Because these two variables are independent, we can first identify the peak value as “Swing” from the .tr0 simulation results, then use bi-section to adjust the FFE_PARM_POS1 such that the output from SPISimAMI for this .ami file settings and SPISim’s spec .dll/.so will match the tr0 data.

With this flow and process, we use our SPIProcPro to bath process the simulation results and get all 2403 fine-tuned AMI parameters within one hour:

Here is the partial config. settings for SPIProcPro of this modeling process:

For each of the test cases, the post-processed AMI result is saved to an individual .csv file. All these csv files are also combined and then concatenated side-by-side with original input condition. The end result is a table with input condition at the left and associated AMI parameters at the right. This table will serve as pre-set data table for our AMI models to be released.

 Model release:

The combined table looks like below:

The columns boxed in blue above are those required for SPISim’s AMI spec models. These columns has header named exactly the same as those in the ami file green boxed below. The row entries for settings of each test case in the csv table is filled in to the boxed in red in ami file below.

Now this is not the format to be released to the AMI user. In stead, the design parameter we want to expose to the end user are listed in the red box in the csv table. They have the column headers matching original IP’s design parameters. Also note that this csv table only contains partial results as we didn’t perform full factorial sweep for all ~150000 cases.

The design parameters, boxed in red in csv file, need to be able to be mapped to those boxed in blue, the AMI stage’s parameters.

One unique feature of SPISim’s AMI model is it supports of table look up and up to two dimensional linear interpolation for numerical values not found. The set-up is easily done from model config. GUI. The example below is for PCIe with 11 preset tables.

In this case, we do not use preset index. Instead, we set the preset index value to “-1” to signify that model’s table look-up will be used:

In the final .ami file above, the exposed parameters (boxed in red) are exactly those defined in the original given IP. Their name and values will be used to look-up from the table to find matching row. If up to two rows have no exact match in terms of numerical value, linear interpolation will be performed by the model during initialization. A final matching row or values will be used to assign to the parameters required by spec model.

The final results of the create model is one .ami file, one .csv file (plain or encrypted), and one set of .dll/.so file. There is no need to write any C/C++ codes or even compilation for the AMI modeling purpose and the SPISim’s spec. models can be used directly. For the post-processing portion, a python/perl/matalb scripts can be used instead if SPIProPro is not sufficient.

Other thoughts:

In this case study, a look-up table based approach is used to create AMI model via reverse engineering. Alternatively, we can create a spice simulation session using our SSolver/ngspice spice engine to simulate these given Tx/Rx spice model directly.
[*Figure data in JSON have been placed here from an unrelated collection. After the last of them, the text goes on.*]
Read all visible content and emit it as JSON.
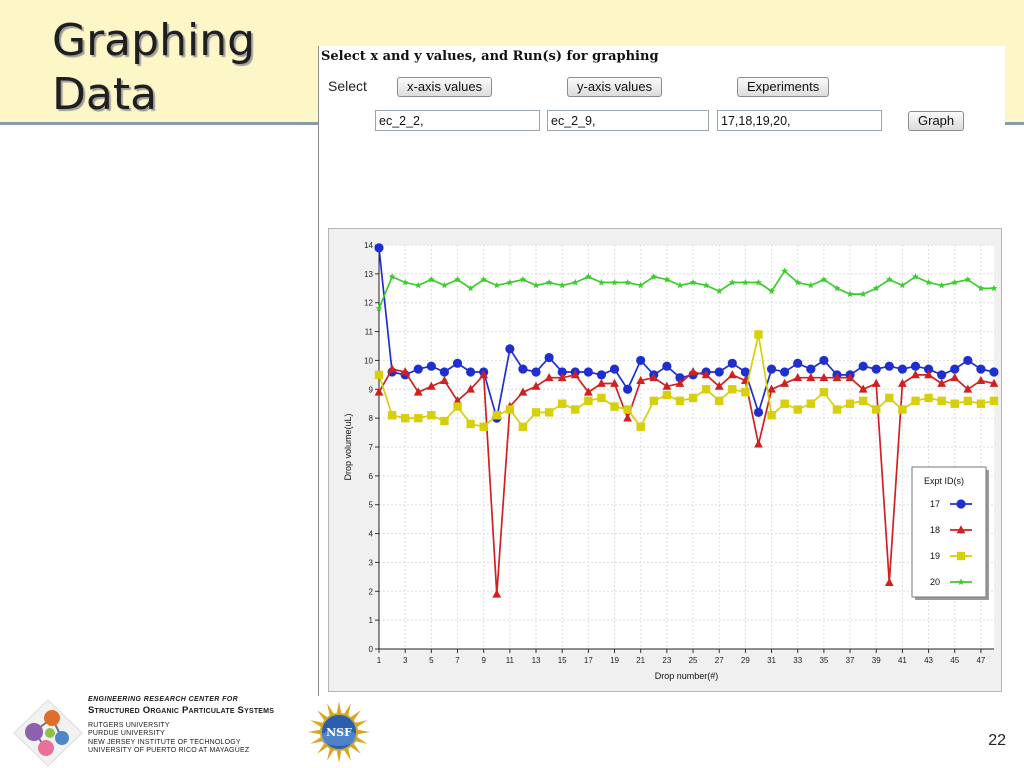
{
  "slide": {
    "title_lines": [
      "Graphing",
      "Data"
    ],
    "page_number": "22"
  },
  "form": {
    "heading": "Select x and y values, and Run(s) for graphing",
    "select_label": "Select",
    "x_button": "x-axis values",
    "y_button": "y-axis values",
    "experiments_button": "Experiments",
    "x_value": "ec_2_2,",
    "y_value": "ec_2_9,",
    "experiments_value": "17,18,19,20,",
    "graph_button": "Graph"
  },
  "footer": {
    "erc_line": "ENGINEERING RESEARCH CENTER FOR",
    "center_name": "Structured Organic Particulate Systems",
    "universities": [
      "RUTGERS UNIVERSITY",
      "PURDUE UNIVERSITY",
      "NEW JERSEY INSTITUTE OF TECHNOLOGY",
      "UNIVERSITY OF PUERTO RICO AT MAYAGÜEZ"
    ],
    "nsf_text": "NSF"
  },
  "chart_data": {
    "type": "line",
    "xlabel": "Drop number(#)",
    "ylabel": "Drop volume(uL)",
    "xlim": [
      1,
      48
    ],
    "ylim": [
      0,
      14
    ],
    "x_ticks": [
      1,
      3,
      5,
      7,
      9,
      11,
      13,
      15,
      17,
      19,
      21,
      23,
      25,
      27,
      29,
      31,
      33,
      35,
      37,
      39,
      41,
      43,
      45,
      47
    ],
    "y_ticks": [
      0,
      1,
      2,
      3,
      4,
      5,
      6,
      7,
      8,
      9,
      10,
      11,
      12,
      13,
      14
    ],
    "grid": true,
    "legend": {
      "title": "Expt ID(s)",
      "position": "right"
    },
    "x": [
      1,
      2,
      3,
      4,
      5,
      6,
      7,
      8,
      9,
      10,
      11,
      12,
      13,
      14,
      15,
      16,
      17,
      18,
      19,
      20,
      21,
      22,
      23,
      24,
      25,
      26,
      27,
      28,
      29,
      30,
      31,
      32,
      33,
      34,
      35,
      36,
      37,
      38,
      39,
      40,
      41,
      42,
      43,
      44,
      45,
      46,
      47,
      48
    ],
    "series": [
      {
        "name": "17",
        "color": "#1f2fcf",
        "marker": "circle",
        "values": [
          13.9,
          9.6,
          9.5,
          9.7,
          9.8,
          9.6,
          9.9,
          9.6,
          9.6,
          8.0,
          10.4,
          9.7,
          9.6,
          10.1,
          9.6,
          9.6,
          9.6,
          9.5,
          9.7,
          9.0,
          10.0,
          9.5,
          9.8,
          9.4,
          9.5,
          9.6,
          9.6,
          9.9,
          9.6,
          8.2,
          9.7,
          9.6,
          9.9,
          9.7,
          10.0,
          9.5,
          9.5,
          9.8,
          9.7,
          9.8,
          9.7,
          9.8,
          9.7,
          9.5,
          9.7,
          10.0,
          9.7,
          9.6
        ]
      },
      {
        "name": "18",
        "color": "#d12020",
        "marker": "triangle",
        "values": [
          8.9,
          9.7,
          9.6,
          8.9,
          9.1,
          9.3,
          8.6,
          9.0,
          9.5,
          1.9,
          8.4,
          8.9,
          9.1,
          9.4,
          9.4,
          9.5,
          8.9,
          9.2,
          9.2,
          8.0,
          9.3,
          9.4,
          9.1,
          9.2,
          9.6,
          9.5,
          9.1,
          9.5,
          9.3,
          7.1,
          9.0,
          9.2,
          9.4,
          9.4,
          9.4,
          9.4,
          9.4,
          9.0,
          9.2,
          2.3,
          9.2,
          9.5,
          9.5,
          9.2,
          9.4,
          9.0,
          9.3,
          9.2
        ]
      },
      {
        "name": "19",
        "color": "#d6cf0a",
        "marker": "square",
        "values": [
          9.5,
          8.1,
          8.0,
          8.0,
          8.1,
          7.9,
          8.4,
          7.8,
          7.7,
          8.1,
          8.3,
          7.7,
          8.2,
          8.2,
          8.5,
          8.3,
          8.6,
          8.7,
          8.4,
          8.3,
          7.7,
          8.6,
          8.8,
          8.6,
          8.7,
          9.0,
          8.6,
          9.0,
          8.9,
          10.9,
          8.1,
          8.5,
          8.3,
          8.5,
          8.9,
          8.3,
          8.5,
          8.6,
          8.3,
          8.7,
          8.3,
          8.6,
          8.7,
          8.6,
          8.5,
          8.6,
          8.5,
          8.6
        ]
      },
      {
        "name": "20",
        "color": "#3ccc2c",
        "marker": "star",
        "values": [
          11.8,
          12.9,
          12.7,
          12.6,
          12.8,
          12.6,
          12.8,
          12.5,
          12.8,
          12.6,
          12.7,
          12.8,
          12.6,
          12.7,
          12.6,
          12.7,
          12.9,
          12.7,
          12.7,
          12.7,
          12.6,
          12.9,
          12.8,
          12.6,
          12.7,
          12.6,
          12.4,
          12.7,
          12.7,
          12.7,
          12.4,
          13.1,
          12.7,
          12.6,
          12.8,
          12.5,
          12.3,
          12.3,
          12.5,
          12.8,
          12.6,
          12.9,
          12.7,
          12.6,
          12.7,
          12.8,
          12.5,
          12.5
        ]
      }
    ]
  }
}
The pre-requisite for this approach is that the given hspice model is not encrypted, can be converted to the SSolver/NgSpice based syntax and has no process file involved. Regarding search mechanism, a bi-section searching algorithm is used in our modeling process here as there is only one value (EQ variable) needs to be determined. The amplitude/swing is deterministic and can be found once tr0 simulation results is post-processed. If there are more than one variable involved for optimization , such multi-tap EQs, then a gradient descent based algorithm may be needed if full surface sweep is not practical.